El año pasado, Merriam-Webster, la editorial más antigua de diccionarios de Estados Unidos, coronó a «slop» como la palabra del 2025. A cualquier persona que suela frecuentar círculos online no le resultará extraño haber visto este vocablo antes, pues con el auge de la IA generativa internet ha visto un aumento en contenido vago, imágenes de filtro amarillento y esfuerzo corporativo en integrar botones más grandes que nadie suele pulsar por voluntad propia.
Leyendo de manera casual una red social, alguien puede haber visto esta particular palabra pegada a otra con el fin de desmerecer algo, ya sea en serio o con fines irónicos. Es una palabra que debe su presencia a la centralización de comentarios anglosajones que varían del significado original de «Hecho con IA» a un más subjetivo «Es slop porque no me gusta». Tras leer el título del artículo, uno ya puede imaginarse por dónde van los tiros; sin más preámbulo, hablemos del «friendslop«.

En 2023, vio la luz el early access de Lethal Company, juego desarrollado por una sola persona que pilló a internet con la guardia baja, ya que llegó a los 240.817 jugadores simultáneos a dos meses de su salida. La fórmula es bastante sencilla, un máximo de cuatro jugadores debe adentrarse en unas instalaciones y buscar chatarra que vender a su compañía antes de que pasen tres días dentro del juego. Es en las dificultades y elementos hostiles de la jugabilidad donde este juego floreció en lo relativo a su popularidad y difusión, a través de clips de gente viendo a sus amigos desaparecer sin dejar rastro. Trabajo en equipo, riesgo y un muy bien hecho chat por proximidad fueron los ingredientes para crear experiencias tan efímeras como aterradoras y cómicas.
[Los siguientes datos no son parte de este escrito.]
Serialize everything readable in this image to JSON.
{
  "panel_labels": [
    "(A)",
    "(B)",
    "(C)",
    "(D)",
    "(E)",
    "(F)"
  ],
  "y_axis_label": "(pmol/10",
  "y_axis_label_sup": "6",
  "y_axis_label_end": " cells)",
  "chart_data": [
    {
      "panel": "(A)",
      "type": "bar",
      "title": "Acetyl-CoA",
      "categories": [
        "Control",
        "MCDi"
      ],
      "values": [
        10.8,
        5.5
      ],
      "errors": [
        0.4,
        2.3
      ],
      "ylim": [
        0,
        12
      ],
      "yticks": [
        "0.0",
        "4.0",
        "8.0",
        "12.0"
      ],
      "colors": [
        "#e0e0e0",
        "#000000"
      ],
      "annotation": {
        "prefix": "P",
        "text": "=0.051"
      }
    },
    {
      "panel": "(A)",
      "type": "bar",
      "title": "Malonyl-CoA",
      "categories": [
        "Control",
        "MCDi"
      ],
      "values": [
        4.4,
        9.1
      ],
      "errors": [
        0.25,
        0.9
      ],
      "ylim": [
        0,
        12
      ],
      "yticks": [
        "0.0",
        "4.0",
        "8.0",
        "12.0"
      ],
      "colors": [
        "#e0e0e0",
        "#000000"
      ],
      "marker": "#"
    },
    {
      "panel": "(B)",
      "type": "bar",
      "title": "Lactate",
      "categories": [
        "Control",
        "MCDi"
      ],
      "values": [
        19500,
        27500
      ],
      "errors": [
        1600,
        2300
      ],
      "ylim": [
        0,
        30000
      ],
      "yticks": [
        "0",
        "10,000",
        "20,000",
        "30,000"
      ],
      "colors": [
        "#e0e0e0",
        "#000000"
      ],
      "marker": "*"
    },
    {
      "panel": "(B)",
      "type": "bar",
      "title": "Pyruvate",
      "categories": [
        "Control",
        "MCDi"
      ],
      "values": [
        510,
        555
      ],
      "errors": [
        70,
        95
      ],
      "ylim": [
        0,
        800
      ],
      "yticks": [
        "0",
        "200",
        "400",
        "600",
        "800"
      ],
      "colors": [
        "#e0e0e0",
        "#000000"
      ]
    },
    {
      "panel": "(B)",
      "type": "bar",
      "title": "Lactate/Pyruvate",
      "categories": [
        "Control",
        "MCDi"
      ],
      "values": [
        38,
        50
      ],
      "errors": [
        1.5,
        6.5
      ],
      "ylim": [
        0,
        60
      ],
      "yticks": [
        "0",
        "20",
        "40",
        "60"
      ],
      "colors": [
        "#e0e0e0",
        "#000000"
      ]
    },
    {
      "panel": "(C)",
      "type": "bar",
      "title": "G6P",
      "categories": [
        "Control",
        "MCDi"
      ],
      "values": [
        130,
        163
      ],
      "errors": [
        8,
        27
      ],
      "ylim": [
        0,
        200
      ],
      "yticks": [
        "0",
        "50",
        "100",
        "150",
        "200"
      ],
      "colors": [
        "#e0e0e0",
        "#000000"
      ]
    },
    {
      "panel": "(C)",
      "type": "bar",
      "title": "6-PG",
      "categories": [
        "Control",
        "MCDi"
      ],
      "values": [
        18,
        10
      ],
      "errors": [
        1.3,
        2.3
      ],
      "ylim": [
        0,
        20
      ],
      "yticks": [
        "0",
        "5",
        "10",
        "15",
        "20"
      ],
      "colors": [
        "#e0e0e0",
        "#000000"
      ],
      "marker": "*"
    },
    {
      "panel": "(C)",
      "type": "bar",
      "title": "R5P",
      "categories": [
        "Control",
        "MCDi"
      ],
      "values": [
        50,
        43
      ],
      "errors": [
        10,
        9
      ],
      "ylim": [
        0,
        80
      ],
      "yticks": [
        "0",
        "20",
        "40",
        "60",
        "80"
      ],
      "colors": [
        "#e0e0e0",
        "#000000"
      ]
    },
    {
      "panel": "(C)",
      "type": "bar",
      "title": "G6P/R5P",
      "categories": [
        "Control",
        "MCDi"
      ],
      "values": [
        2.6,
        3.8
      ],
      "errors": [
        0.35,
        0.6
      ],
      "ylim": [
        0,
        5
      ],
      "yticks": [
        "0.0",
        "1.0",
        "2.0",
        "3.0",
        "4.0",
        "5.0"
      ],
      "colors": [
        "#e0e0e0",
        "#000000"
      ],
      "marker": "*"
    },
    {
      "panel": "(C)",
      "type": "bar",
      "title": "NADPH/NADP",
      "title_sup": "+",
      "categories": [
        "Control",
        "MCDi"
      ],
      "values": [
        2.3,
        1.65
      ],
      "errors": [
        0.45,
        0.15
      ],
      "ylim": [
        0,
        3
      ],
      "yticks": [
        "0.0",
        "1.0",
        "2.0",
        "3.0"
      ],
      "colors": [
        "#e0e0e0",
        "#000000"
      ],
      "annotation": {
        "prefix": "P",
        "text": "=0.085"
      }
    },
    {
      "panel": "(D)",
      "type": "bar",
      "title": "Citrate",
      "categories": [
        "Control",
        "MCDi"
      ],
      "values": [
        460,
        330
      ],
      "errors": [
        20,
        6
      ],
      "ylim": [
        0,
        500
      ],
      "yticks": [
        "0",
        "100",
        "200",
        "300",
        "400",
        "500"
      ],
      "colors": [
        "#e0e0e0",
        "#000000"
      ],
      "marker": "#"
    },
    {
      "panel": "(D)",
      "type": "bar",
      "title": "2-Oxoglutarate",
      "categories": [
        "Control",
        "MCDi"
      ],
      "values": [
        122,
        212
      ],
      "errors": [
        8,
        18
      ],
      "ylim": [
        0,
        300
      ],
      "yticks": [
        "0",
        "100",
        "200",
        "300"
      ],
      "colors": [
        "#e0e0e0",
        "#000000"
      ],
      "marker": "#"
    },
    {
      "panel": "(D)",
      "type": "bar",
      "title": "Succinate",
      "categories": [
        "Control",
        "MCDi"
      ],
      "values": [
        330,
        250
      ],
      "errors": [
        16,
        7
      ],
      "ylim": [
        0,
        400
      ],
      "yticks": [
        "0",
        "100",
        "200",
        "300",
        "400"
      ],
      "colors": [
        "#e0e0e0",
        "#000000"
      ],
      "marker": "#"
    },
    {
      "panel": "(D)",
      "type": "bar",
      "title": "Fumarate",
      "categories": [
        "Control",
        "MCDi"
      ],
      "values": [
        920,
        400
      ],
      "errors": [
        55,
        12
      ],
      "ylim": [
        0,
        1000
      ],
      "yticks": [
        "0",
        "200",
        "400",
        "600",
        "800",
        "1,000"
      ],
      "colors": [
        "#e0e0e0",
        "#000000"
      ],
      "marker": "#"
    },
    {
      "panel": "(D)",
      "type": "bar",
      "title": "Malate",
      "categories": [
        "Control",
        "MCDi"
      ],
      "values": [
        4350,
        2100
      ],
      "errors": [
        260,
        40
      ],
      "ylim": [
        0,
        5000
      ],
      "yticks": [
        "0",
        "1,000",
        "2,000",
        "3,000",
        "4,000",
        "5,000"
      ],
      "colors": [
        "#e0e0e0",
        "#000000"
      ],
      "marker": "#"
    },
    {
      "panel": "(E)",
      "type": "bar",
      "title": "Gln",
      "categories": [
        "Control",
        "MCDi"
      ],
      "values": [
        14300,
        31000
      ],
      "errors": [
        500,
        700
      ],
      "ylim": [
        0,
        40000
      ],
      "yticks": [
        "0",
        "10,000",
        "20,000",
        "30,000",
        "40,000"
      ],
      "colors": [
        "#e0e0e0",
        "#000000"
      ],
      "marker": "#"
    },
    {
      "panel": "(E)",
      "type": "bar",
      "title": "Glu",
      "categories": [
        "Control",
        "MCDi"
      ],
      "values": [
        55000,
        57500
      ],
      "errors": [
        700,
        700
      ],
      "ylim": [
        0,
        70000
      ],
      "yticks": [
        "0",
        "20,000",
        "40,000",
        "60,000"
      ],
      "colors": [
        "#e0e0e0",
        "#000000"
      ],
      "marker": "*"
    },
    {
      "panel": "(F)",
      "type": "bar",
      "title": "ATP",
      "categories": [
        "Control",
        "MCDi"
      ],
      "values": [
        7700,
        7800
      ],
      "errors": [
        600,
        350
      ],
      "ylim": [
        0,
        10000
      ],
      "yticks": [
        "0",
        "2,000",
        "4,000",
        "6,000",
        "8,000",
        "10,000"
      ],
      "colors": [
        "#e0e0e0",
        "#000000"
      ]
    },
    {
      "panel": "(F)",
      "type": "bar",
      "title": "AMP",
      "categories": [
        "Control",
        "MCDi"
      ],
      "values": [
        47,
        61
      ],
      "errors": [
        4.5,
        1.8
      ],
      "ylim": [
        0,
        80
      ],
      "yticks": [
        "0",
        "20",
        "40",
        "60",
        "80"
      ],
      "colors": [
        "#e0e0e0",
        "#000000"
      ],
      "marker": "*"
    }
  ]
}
Llegada la fama, llegan también la inspiración ajena y los comentarios mordaces en redes. Gracias a la estructura cooperativa usando el terror como cimiento que trajo Lethal Company, pronto llegarían otros juegos como R.E.P.O. o Content Warning y esta tendencia fue con la que el término «friendslop» fue escrito por primera vez en la historia de la humanidad. Palabra bastante concluyente en intenciones, que hace referencia al aumento en juegos cuyo disfrute depende de jugarlo con otra gente dispuesta a pagar lo que cueste el susodicho título, con la idea de que se juegan una vez y nunca más como el principal punto de mofa.

Podríamos decir que, con el paso del tiempo, estos juegos se han despegado del survival horror en ejemplos como PEAK, pero lo cierto es que no son algo nuevo solo porque el mote que les hayamos dado lo sea. Hace ya años desde la explosión en popularidad que disfrutó Among Us como el juego por excelencia al que echar horas en el confinamiento que trajo la Covid-19, haciendo gala de esta mencionada colaboración entre los jugadores para lograr un objetivo como era descubrir a los impostores. Si queremos abrir aún más la definición, cualquier juego cooperativo de pocos jugadores a lo largo de la historia del medio puede contar.
Como con toda terminología usada en internet, friendslop ha sido una palabra tan explotada que el que pudiera ser su significado original se ha diluido, volviéndose una etiqueta con la que explicar de manera breve y efectiva de qué va un juego, junto con contemporáneas como Soulslike o Metroidvania. Si bien en su concepción le falta la seriedad que otros nombres de subgénero pueden portar, hoy en día todo término es flexible si se le aplican deconstrucciones y giros, con los desarrolladores siendo lo suficientemente avispados para saber cómo jugar con esto a su favor.
Y es que los juegos de los que se habla no son inmunes a la crítica, el problema yace en referirse a una palabra tan reutilizada como la traducción literal de «desecho» para referirse a ellos, lo que resulta en un tono cruel y exagerado. Ya no es solo que tras estos juegos exista una planificación sobre cómo premiar el trabajo en equipo, pero que la palabra «slop» ya ha perdido fuelle a la hora de juzgar algo asentándose en la preferencia personal. Atribuirle un tono más o menos ácido la ha despojado de toda seriedad que pudiese tener como crítica destructiva, especialmente al observar el ingenio que tienen las mecánicas detrás de los juegos que suelen recibirla en un mar de sedimento creado por Inteligencia Artificial. No podemos saber con exactitud si esta ola de videojuegos cooperativos se frenará en algún momento, pero mientras dure, seguimos siendo libres de dedicarle a los géneros que nos gusten el tiempo que nos plazca.